Raka menatap ibunya dengan mata agak membelalak. Ibunya melanjutkan,
“Tapi sebelum sempat melangkah, ada seekor kucing betina muncul. Kurus… matanya lembut… di sekelilingnya ada anak-anaknya. Mereka mengeong pelan, seperti memanggil Ibu. Lalu kucing itu berjalan ke arah pintu lain—lebih kecil tapi hangat. Entah kenapa, Ibu ikut ke sana… dan tiba-tiba… Ibu terbangun.”
Raka menggenggam tangan ibunya lebih erat.

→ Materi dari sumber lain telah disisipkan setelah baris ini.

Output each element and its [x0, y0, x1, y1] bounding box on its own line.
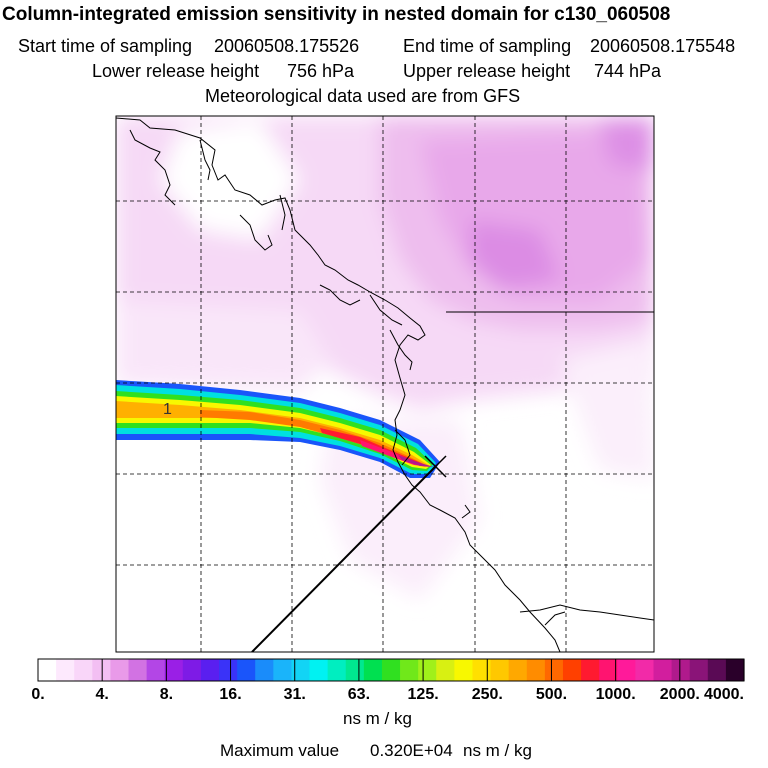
colorbar-swatch: [56, 659, 75, 681]
met-data-line: Meteorological data used are from GFS: [205, 86, 520, 106]
lower-release-value: 756 hPa: [287, 61, 355, 81]
colorbar-units: ns m / kg: [343, 709, 412, 728]
low-sensitivity-field: [116, 116, 654, 600]
colorbar-swatch: [544, 659, 564, 681]
colorbar-swatch: [38, 659, 57, 681]
upper-release-value: 744 hPa: [594, 61, 662, 81]
colorbar-tick-label: 1000.: [596, 686, 636, 703]
colorbar-swatch: [273, 659, 293, 681]
colorbar-swatch: [418, 659, 437, 681]
colorbar-swatch: [635, 659, 655, 681]
colorbar-swatch: [562, 659, 582, 681]
end-time-label: End time of sampling: [403, 36, 571, 56]
colorbar-tick-label: 2000.: [660, 686, 700, 703]
colorbar-tick-label: 63.: [348, 686, 370, 703]
plot-frame: [115, 115, 655, 653]
plot-area: 1: [116, 116, 654, 652]
colorbar-swatch: [146, 659, 166, 681]
upper-release-label: Upper release height: [403, 61, 570, 81]
colorbar-swatch: [110, 659, 130, 681]
colorbar-swatch: [689, 659, 709, 681]
colorbar-swatch: [74, 659, 93, 681]
colorbar-tick-labels: 0. 4. 8. 16. 31. 63. 125. 250. 500. 1000. 2000. 400…: [31, 686, 744, 703]
grid: [116, 116, 654, 652]
colorbar-tick-label: 31.: [284, 686, 306, 703]
coastline: [116, 117, 654, 652]
colorbar-swatch: [381, 659, 401, 681]
end-time-value: 20060508.175548: [590, 36, 735, 56]
colorbar-swatch: [327, 659, 347, 681]
colorbar-swatch: [309, 659, 329, 681]
receptor-marker: [424, 455, 447, 478]
colorbar-swatch: [400, 659, 419, 681]
colorbar-swatch: [291, 659, 311, 681]
colorbar-swatch: [508, 659, 528, 681]
colorbar-tick-label: 250.: [472, 686, 503, 703]
maximum-value: 0.320E+04: [370, 741, 453, 760]
colorbar-swatch: [182, 659, 202, 681]
colorbar-swatch: [526, 659, 546, 681]
colorbar-tick-label: 8.: [160, 686, 173, 703]
colorbar-swatch: [164, 659, 184, 681]
start-time-label: Start time of sampling: [18, 36, 192, 56]
colorbar-tick-label: 4000.: [704, 686, 744, 703]
maximum-value-label: Maximum value: [220, 741, 339, 760]
plume-contour-label: 1: [163, 401, 172, 418]
colorbar-swatch: [490, 659, 510, 681]
colorbar-swatch: [219, 659, 238, 681]
colorbar-swatch: [128, 659, 148, 681]
colorbar-tick-label: 16.: [219, 686, 241, 703]
colorbar-swatch: [581, 659, 600, 681]
colorbar-swatch: [345, 659, 365, 681]
colorbar-swatch: [671, 659, 691, 681]
start-time-value: 20060508.175526: [214, 36, 359, 56]
colorbar-swatch: [725, 659, 745, 681]
colorbar-swatch: [237, 659, 256, 681]
colorbar-tick-label: 500.: [536, 686, 567, 703]
colorbar-tick-label: 0.: [31, 686, 44, 703]
colorbar-tick-label: 4.: [96, 686, 109, 703]
lower-release-label: Lower release height: [92, 61, 259, 81]
maximum-value-units: ns m / kg: [463, 741, 532, 760]
colorbar-swatch: [200, 659, 220, 681]
chart-title: Column-integrated emission sensitivity i…: [2, 4, 671, 25]
colorbar-swatch: [436, 659, 455, 681]
colorbar: [37, 658, 745, 682]
colorbar-swatch: [707, 659, 727, 681]
colorbar-swatch: [454, 659, 474, 681]
colorbar-swatch: [472, 659, 492, 681]
colorbar-tick-label: 125.: [408, 686, 439, 703]
colorbar-swatch: [653, 659, 673, 681]
emission-plume: 1: [116, 380, 440, 478]
colorbar-swatch: [363, 659, 383, 681]
colorbar-swatch: [599, 659, 618, 681]
flight-track: [251, 465, 437, 652]
colorbar-swatch: [92, 659, 112, 681]
colorbar-swatch: [617, 659, 636, 681]
colorbar-swatch: [255, 659, 274, 681]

Kuduknya merinding, Air matanya menetes.
Dalam hati, ia tahu… kebaikan sekecil apa pun, bisa menjadi cahaya yang menuntun di saat gelap.
Dan sejak hari itu, ia berjanji:
Tak akan ada lagi kata “nanti” untuk orang yang menyayanginya tanpa syarat.
Epilog:
Cerita ini hanyalah fiksi belaka, tidak berdasar pada kisah nyata. Ditulis semata-mata untuk hiburan dan menyampaikan pesan moral:
Jangan tunda cinta. Jangan tunda pulang. Karena waktu tak menunggu siapa pun.